4DX discusses the need to automate scorecards and to distribute them so that they’re visible. In some cases, that means capturing data that you’re not used to capturing – such as the percentage of normal at which a machine is operating – and sometimes is means automating the display of the scorecards. In one of my manufacturing clients, they’ve installed large TVs with low powered PCs that constantly display a web page that changes with a set of statistics about how the machine is doing, how the operator is doing, how the shift is doing, and how the plant is doing. The rotation of these statistics means that there’s some motion to attract the eye and the relatively low number of indicators means that the screens are glanceable. This is a perfect execution of creating and automating a scorecard.

If you’re trying to build your score card, start with your lead measure and then make that measure instantly understandable – perhaps using some of the techniques from Infographics. However, just making a measure visible won’t be enough. You’ll also have to hold team members accountable as well.

Discipline 4: Create a Cadence of Accountability

Agile techniques, most notably Scrum, have a daily standup meeting. (See Agile Software Development) Why a standup meeting? The answer is simple. People don’t tend to be long-winded when they have to stand up for the full meeting, so it keeps it short. What does a standup meeting do? It reports on progress, it makes a commitment for tomorrow, and it identifies issues. This is strikingly similar to the 4DX WIG meeting. Though WIG meetings are typically held once a week and daily standup meetings are – well, daily – they are structurally similar. In 4DX language, the words are Account (report on progress), Review the scoreboard (make a new commitment), and Plan (remove obstacles.)

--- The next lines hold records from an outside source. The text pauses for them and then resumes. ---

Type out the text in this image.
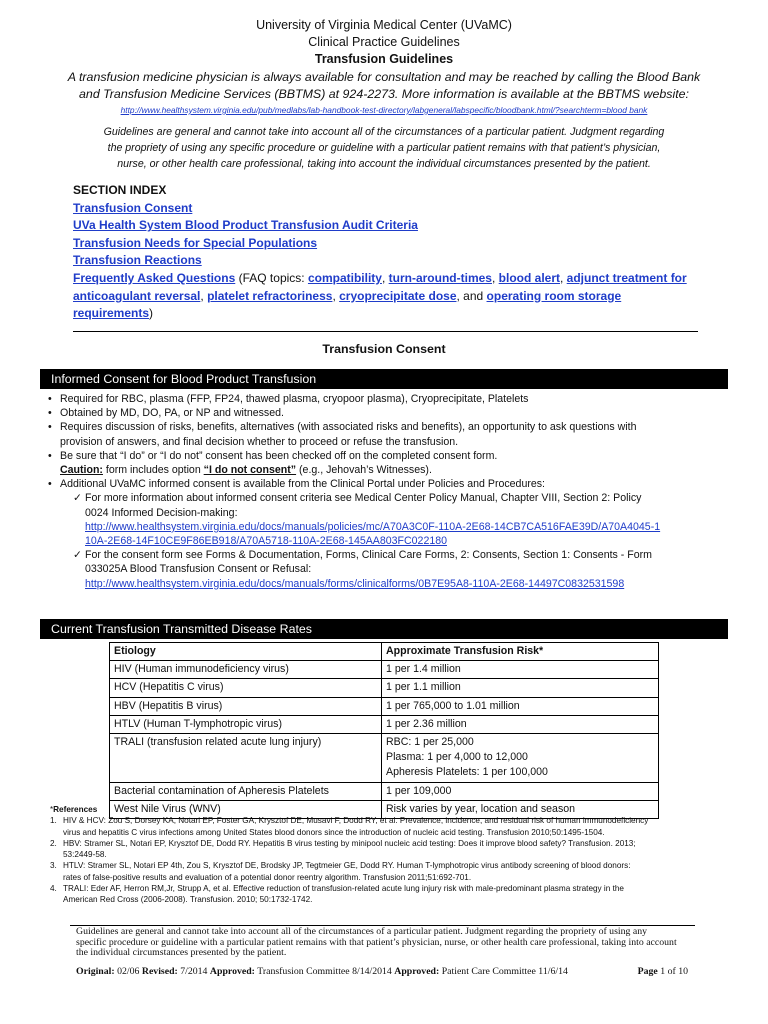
University of Virginia Medical Center (UVaMC)
Clinical Practice Guidelines
Transfusion Guidelines
A transfusion medicine physician is always available for consultation and may be reached by calling the Blood Bank
and Transfusion Medicine Services (BBTMS) at 924-2273. More information is available at the BBTMS website:
http://www.healthsystem.virginia.edu/pub/medlabs/lab-handbook-test-directory/labgeneral/labspecific/bloodbank.html/?searchterm=blood bank
Guidelines are general and cannot take into account all of the circumstances of a particular patient. Judgment regarding
the propriety of using any specific procedure or guideline with a particular patient remains with that patient’s physician,
nurse, or other health care professional, taking into account the individual circumstances presented by the patient.
SECTION INDEX
Transfusion Consent
UVa Health System Blood Product Transfusion Audit Criteria
Transfusion Needs for Special Populations
Transfusion Reactions
Frequently Asked Questions (FAQ topics: compatibility, turn-around-times, blood alert, adjunct treatment for anticoagulant reversal, platelet refractoriness, cryoprecipitate dose, and operating room storage requirements)
Transfusion Consent
Informed Consent for Blood Product Transfusion
• Required for RBC, plasma (FFP, FP24, thawed plasma, cryopoor plasma), Cryoprecipitate, Platelets
• Obtained by MD, DO, PA, or NP and witnessed.
• Requires discussion of risks, benefits, alternatives (with associated risks and benefits), an opportunity to ask questions with
provision of answers, and final decision whether to proceed or refuse the transfusion.
• Be sure that “I do” or “I do not” consent has been checked off on the completed consent form.
Caution: form includes option “I do not consent” (e.g., Jehovah’s Witnesses).
• Additional UVaMC informed consent is available from the Clinical Portal under Policies and Procedures:
✓ For more information about informed consent criteria see Medical Center Policy Manual, Chapter VIII, Section 2: Policy
0024 Informed Decision-making:
http://www.healthsystem.virginia.edu/docs/manuals/policies/mc/A70A3C0F-110A-2E68-14CB7CA516FAE39D/A70A4045-1
10A-2E68-14F10CE9F86EB918/A70A5718-110A-2E68-145AA803FC022180
✓ For the consent form see Forms & Documentation, Forms, Clinical Care Forms, 2: Consents, Section 1: Consents - Form
033025A Blood Transfusion Consent or Refusal:
http://www.healthsystem.virginia.edu/docs/manuals/forms/clinicalforms/0B7E95A8-110A-2E68-14497C0832531598
Current Transfusion Transmitted Disease Rates
Etiology	Approximate Transfusion Risk*
HIV (Human immunodeficiency virus)	1 per 1.4 million
HCV (Hepatitis C virus)	1 per 1.1 million
HBV (Hepatitis B virus)	1 per 765,000 to 1.01 million
HTLV (Human T-lymphotropic virus)	1 per 2.36 million
TRALI (transfusion related acute lung injury)	RBC: 1 per 25,000
Plasma: 1 per 4,000 to 12,000
Apheresis Platelets: 1 per 100,000

Bacterial contamination of Apheresis Platelets	1 per 109,000
West Nile Virus (WNV)	Risk varies by year, location and season
*References
1. HIV & HCV: Zou S, Dorsey KA, Notari EP, Foster GA, Krysztof DE, Musavi F, Dodd RY, et al. Prevalence, incidence, and residual risk of human immunodeficiency
virus and hepatitis C virus infections among United States blood donors since the introduction of nucleic acid testing. Transfusion 2010;50:1495-1504.
2. HBV: Stramer SL, Notari EP, Krysztof DE, Dodd RY. Hepatitis B virus testing by minipool nucleic acid testing: Does it improve blood safety? Transfusion. 2013;
53:2449-58.
3. HTLV: Stramer SL, Notari EP 4th, Zou S, Krysztof DE, Brodsky JP, Tegtmeier GE, Dodd RY. Human T-lymphotropic virus antibody screening of blood donors:
rates of false-positive results and evaluation of a potential donor reentry algorithm. Transfusion 2011;51:692-701.
4. TRALI: Eder AF, Herron RM,Jr, Strupp A, et al. Effective reduction of transfusion-related acute lung injury risk with male-predominant plasma strategy in the
American Red Cross (2006-2008). Transfusion. 2010; 50:1732-1742.
Guidelines are general and cannot take into account all of the circumstances of a particular patient. Judgment regarding the propriety of using any
specific procedure or guideline with a particular patient remains with that patient’s physician, nurse, or other health care professional, taking into account
the individual circumstances presented by the patient.
Original: 02/06 Revised: 7/2014 Approved: Transfusion Committee 8/14/2014 Approved: Patient Care Committee 11/6/14	Page 1 of 10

The beauty of the model is that this meeting is focused not on doing the work but planning the work. No issues (of any significance) are resolved here. Any issues are deferred to outside of the meeting. This is intentional, as it helps to keep the focus on the accountability of the meeting – and keeps it short. Having worked on numerous software development teams that use agile development, the impact of an accountability meeting can be stunning. The peer pressure to do what you commit to reduces problems and the frequent reviews mean that, when there are problems, they’re discovered early on. The teamwork of the group – the understanding that we’re all going to succeed or fail together makes the collaboration and support of those struggling very quick and generally sufficient. People won’t languish for days on a problem that someone else on the team knows how to solve.

It Didn’t Work

Sometimes even with the right execution plan you won’t see results. Sometimes the results won’t come because of external factors – like a market change – sometimes those factors are internal – like you aren’t really executing as well as you think – and sometimes you just bet on the wrong horse. We talked about lead indicators needing to be predictive and able to be influenced. If I pick the number of quick reference guides I give out as my lead measure – because I can influence it – but that doesn’t generate more leads, then it’s a bad measure, and a goal (of selling more licenses) that won’t be met. It’s not a matter of strategy or execution – it’s a matter of both strategy and execution. If you get either of them wrong – and all of us will at times – you won’t see the results that you want.

Getting To It

The Four Disciplines of Execution may not lay out some fancy 25 step process for execution or some complicated techniques for getting the results you want. It’s just four understandable steps – on purpose. The authors knew that you have to make things make sense and they have to be simple if they’re going to get executed. So pick up The Four Disciplines of Execution and get started on executing your strategy.